In the former case, it replaces what previously had to be done by hand by a large crew of research assistants.

And in a fraction of the time.

This makes much larger data sets usable, which, for example, the economic historian James Feigenbaum from Boston University knows how to use in his research.

It uses historical census data to track people's careers over time.

The data contain a wealth of information on education, family relationships and the economic situation.

By linking individual data sets from one census to the next, Feigenbaum and his colleagues were able to show, among other things,

The difficulty is that this data is usually full of errors.

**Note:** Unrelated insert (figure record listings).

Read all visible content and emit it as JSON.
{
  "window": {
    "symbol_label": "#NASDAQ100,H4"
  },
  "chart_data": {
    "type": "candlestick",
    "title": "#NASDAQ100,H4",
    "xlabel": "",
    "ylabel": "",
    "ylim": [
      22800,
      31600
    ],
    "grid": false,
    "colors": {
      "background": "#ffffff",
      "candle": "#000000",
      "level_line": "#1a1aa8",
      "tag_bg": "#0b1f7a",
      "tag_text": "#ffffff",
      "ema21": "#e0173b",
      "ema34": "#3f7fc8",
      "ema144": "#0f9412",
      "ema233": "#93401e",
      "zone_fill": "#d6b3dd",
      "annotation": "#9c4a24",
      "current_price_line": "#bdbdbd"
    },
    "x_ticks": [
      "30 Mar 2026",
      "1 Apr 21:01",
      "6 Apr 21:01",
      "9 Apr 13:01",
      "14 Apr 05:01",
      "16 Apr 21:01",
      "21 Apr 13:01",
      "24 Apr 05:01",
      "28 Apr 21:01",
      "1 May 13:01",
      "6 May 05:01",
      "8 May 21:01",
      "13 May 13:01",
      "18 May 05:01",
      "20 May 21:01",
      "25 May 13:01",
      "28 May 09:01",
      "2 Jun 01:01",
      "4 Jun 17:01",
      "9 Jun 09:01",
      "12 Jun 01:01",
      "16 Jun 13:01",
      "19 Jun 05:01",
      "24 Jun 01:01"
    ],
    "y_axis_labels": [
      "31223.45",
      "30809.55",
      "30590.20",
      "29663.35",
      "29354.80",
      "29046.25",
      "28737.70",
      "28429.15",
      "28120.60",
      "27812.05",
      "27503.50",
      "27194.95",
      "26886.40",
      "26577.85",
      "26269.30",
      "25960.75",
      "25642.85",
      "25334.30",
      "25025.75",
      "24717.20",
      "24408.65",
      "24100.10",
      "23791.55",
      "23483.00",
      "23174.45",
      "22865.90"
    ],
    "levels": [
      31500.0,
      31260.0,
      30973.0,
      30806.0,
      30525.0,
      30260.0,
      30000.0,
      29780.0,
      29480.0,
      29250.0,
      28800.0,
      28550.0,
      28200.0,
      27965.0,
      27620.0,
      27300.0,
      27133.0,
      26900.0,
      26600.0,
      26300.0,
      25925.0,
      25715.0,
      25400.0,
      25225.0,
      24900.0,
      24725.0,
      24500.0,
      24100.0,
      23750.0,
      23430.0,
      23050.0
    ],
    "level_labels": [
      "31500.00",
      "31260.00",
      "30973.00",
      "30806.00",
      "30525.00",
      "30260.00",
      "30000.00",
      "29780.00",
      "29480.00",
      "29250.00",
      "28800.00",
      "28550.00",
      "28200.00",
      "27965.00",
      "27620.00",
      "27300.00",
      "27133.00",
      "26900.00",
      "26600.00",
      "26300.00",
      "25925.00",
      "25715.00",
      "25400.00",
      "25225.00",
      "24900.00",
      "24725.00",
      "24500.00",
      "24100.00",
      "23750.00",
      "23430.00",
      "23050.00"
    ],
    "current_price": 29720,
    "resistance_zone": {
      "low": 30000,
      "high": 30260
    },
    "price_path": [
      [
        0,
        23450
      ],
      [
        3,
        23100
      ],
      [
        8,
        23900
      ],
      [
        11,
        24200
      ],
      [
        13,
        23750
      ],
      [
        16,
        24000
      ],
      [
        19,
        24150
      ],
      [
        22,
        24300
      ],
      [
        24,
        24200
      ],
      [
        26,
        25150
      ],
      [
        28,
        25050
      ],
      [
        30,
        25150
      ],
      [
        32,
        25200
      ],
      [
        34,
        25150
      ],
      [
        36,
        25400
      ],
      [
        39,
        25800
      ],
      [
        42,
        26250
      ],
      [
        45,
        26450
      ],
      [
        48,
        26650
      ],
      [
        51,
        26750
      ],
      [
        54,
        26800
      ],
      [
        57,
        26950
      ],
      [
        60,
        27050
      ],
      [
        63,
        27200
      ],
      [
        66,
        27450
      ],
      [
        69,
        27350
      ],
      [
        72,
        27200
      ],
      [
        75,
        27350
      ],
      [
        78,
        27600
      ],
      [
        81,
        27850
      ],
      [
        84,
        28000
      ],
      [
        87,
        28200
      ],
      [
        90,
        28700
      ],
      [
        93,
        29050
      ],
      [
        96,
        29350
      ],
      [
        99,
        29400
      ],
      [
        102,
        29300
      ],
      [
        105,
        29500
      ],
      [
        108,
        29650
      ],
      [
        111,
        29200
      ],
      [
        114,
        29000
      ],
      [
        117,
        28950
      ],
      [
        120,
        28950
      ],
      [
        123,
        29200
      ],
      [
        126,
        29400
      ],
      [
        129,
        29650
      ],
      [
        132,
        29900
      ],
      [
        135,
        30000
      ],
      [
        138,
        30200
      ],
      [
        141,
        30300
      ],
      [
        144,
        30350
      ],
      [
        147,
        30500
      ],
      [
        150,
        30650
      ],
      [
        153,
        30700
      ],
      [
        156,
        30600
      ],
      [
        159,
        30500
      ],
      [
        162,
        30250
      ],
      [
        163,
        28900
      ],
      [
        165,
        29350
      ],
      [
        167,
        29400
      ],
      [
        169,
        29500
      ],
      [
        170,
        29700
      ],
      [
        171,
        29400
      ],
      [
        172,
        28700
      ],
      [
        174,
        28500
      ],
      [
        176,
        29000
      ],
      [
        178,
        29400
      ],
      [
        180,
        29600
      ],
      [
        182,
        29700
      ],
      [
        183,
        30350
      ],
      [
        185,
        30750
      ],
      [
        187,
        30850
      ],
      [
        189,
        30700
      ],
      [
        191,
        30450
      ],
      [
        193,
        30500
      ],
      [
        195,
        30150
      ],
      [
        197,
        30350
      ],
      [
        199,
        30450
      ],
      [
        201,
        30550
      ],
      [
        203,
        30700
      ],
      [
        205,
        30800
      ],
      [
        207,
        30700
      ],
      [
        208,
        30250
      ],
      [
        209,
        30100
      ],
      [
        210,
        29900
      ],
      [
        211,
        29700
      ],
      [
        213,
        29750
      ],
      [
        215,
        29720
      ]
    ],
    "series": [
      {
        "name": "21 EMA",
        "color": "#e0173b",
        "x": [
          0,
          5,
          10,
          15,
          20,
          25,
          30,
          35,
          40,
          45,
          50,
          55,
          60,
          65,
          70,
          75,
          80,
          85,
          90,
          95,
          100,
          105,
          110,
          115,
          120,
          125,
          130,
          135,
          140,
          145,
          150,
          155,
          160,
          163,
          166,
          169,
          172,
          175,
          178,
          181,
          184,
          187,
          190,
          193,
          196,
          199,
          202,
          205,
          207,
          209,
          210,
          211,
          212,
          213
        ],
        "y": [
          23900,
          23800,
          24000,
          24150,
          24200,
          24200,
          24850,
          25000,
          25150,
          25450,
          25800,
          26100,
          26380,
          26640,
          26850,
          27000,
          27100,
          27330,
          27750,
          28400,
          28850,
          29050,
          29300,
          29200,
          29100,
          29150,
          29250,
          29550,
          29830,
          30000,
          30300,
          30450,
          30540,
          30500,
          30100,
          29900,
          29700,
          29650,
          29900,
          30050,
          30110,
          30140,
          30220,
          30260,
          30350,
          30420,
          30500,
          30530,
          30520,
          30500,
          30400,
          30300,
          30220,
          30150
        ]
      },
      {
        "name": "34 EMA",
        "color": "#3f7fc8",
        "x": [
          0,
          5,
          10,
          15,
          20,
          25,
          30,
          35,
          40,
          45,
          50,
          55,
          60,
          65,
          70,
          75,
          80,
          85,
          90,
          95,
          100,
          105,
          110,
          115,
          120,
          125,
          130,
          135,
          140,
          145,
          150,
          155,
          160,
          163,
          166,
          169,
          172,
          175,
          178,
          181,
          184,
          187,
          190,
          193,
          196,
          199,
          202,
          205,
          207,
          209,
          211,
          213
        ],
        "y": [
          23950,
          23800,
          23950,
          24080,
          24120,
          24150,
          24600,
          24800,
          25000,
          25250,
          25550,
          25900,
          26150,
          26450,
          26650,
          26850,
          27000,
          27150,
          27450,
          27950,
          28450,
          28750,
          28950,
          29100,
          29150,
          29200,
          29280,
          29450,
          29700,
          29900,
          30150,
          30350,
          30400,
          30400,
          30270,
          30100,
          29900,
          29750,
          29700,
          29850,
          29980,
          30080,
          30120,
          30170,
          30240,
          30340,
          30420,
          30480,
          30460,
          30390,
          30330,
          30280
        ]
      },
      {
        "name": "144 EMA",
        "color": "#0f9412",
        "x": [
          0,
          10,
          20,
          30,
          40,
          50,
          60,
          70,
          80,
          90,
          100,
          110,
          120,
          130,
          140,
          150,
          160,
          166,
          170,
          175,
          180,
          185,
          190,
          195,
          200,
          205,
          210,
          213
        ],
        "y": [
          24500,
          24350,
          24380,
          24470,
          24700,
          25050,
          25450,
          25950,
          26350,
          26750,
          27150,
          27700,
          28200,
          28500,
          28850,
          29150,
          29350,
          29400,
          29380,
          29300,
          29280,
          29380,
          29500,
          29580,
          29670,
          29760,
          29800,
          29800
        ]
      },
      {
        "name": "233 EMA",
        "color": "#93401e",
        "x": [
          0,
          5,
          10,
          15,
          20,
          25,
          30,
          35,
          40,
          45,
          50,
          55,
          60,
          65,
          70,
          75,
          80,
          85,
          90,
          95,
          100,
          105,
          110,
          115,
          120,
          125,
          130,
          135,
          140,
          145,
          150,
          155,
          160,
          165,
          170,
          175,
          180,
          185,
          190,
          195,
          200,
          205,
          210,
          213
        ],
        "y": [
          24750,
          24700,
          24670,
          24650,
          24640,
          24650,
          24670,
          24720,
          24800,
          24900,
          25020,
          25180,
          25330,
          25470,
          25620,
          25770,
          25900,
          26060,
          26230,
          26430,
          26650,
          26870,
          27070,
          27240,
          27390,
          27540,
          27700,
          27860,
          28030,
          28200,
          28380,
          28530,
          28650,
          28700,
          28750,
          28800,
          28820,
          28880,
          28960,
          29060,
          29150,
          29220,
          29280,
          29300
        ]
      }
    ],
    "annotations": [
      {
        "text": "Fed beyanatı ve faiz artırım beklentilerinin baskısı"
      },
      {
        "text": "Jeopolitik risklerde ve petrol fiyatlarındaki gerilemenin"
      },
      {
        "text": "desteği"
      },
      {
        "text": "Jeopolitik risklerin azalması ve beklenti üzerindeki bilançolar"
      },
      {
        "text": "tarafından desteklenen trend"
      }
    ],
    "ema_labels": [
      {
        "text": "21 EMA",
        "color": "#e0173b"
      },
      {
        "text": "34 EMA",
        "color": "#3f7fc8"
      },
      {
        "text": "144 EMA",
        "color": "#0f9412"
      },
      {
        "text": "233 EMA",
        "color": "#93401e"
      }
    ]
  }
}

Tracking the same person from decade to decade isn't that easy.

The German immigrant Schmidt became a Smith within ten years.

Or a transposed digit creeps in with the date of birth.

In order to create a consistent data set without the help of computers, tedious manual work and a large number of gut decisions would be necessary.

Feigenbaum trained an algorithm by linking people by hand for a small sample and thus teaching the software what common alternative spellings are, for example, and how much tolerance for deviations is still acceptable.

This algorithm could then be fed with the data of millions of people and found the right pairs with a relatively high degree of precision.

Insights from remote areas

Sometimes, however, economists have to start a step earlier in empirical research.

In the past, if the data wasn't neatly laid out in computer spreadsheets, but only printed out on paper, someone had to laboriously type it out by hand.

This is not only very expensive, but error-prone.

The economist Melissa Dell has developed a program that, with the help of so-called deep learning, can not only recognize numbers in scanned tables, but also digitize their layout correctly.